American Notes: For General Circulation (Dickens, 1842)
After regaling myself with Martin Chuzzlewit, I figured it would be as good a time as any to read my first Dickens non-fiction, seeing as it immediately preceded Martin and touches a similar subject: those wild, rebellious colonials.
While certainly no sweeping national analysis a la De Tocqueville, Dickens's American Notes capture several enlightening and informational snapshots of what America was in the 1840s, from Boston to St. Louis, from partisan politics to deviations from the good Queen's English.
Dickens's interest in social reform and justice probably made him a boring travel companion. While his wife Catherine perhaps wanted to hit the beach, Dickens was excited to see prisons, workhouses, orphanages, reform schools, and institutes for the blind, deaf, and dumb. Indeed, that's about all we get of New England - how their prisons work, what good and bad there is in their design, how they are trying to educate and employ the poor, and so on. Some vignettes are moving and uplifting (the education of Laura Bridgman), others are terrifying (the solitary confinement prisons in New York and Pennsylvania, the list of personal advertisements describing the physical injuries of runaway slaves).
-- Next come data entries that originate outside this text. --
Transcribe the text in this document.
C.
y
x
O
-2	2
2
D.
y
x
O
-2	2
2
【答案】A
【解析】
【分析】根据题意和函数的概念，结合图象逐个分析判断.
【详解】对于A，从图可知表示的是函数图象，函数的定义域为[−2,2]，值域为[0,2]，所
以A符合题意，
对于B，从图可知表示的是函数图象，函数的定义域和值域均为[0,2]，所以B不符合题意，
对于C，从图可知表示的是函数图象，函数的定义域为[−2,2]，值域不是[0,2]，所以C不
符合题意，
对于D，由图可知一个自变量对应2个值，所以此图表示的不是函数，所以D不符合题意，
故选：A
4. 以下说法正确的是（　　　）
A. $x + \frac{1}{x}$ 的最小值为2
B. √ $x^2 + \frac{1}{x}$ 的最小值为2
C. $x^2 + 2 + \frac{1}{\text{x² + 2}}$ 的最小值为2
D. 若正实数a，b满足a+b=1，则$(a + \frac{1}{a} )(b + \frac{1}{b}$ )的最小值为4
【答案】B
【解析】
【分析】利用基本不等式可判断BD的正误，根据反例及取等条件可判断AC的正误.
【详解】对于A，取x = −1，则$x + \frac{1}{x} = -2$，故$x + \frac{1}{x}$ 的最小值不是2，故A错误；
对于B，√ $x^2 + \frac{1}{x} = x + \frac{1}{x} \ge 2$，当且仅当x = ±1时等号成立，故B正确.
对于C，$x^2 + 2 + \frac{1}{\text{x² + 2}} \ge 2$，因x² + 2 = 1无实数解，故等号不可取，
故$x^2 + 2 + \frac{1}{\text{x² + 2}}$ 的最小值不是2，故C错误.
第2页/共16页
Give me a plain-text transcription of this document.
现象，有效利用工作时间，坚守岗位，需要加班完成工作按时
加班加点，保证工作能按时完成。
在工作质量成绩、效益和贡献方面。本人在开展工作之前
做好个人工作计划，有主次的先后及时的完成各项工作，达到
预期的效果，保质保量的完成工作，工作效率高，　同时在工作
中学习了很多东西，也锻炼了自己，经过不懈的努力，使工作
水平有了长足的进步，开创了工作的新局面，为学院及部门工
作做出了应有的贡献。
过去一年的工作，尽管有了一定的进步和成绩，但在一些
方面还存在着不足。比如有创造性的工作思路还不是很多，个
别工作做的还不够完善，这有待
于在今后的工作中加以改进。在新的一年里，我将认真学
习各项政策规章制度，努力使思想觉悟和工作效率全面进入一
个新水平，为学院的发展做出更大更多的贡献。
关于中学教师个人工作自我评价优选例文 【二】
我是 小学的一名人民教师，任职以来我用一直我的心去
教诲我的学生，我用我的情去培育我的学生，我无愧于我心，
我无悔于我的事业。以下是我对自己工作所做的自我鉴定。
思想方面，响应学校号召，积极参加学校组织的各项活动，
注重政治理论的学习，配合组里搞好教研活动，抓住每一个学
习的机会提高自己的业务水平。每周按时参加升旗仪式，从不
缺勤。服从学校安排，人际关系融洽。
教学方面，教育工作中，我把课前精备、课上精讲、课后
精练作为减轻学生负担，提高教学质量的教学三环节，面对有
Of course, Dickens the humorist gets in a few good laughs, starting with his mock praise of the "spacious" steamliner accommodations on the trip over. The trials of travelling provide plenty of opportunities to make comic lemonade, while reminding me how awesome cars and airplanes are. The widespread habit of chewing tobacco also evokes Dickens's comic ire - no matter where he goes, he is bespattered with inadvertent spittle. Those uncouth Americans!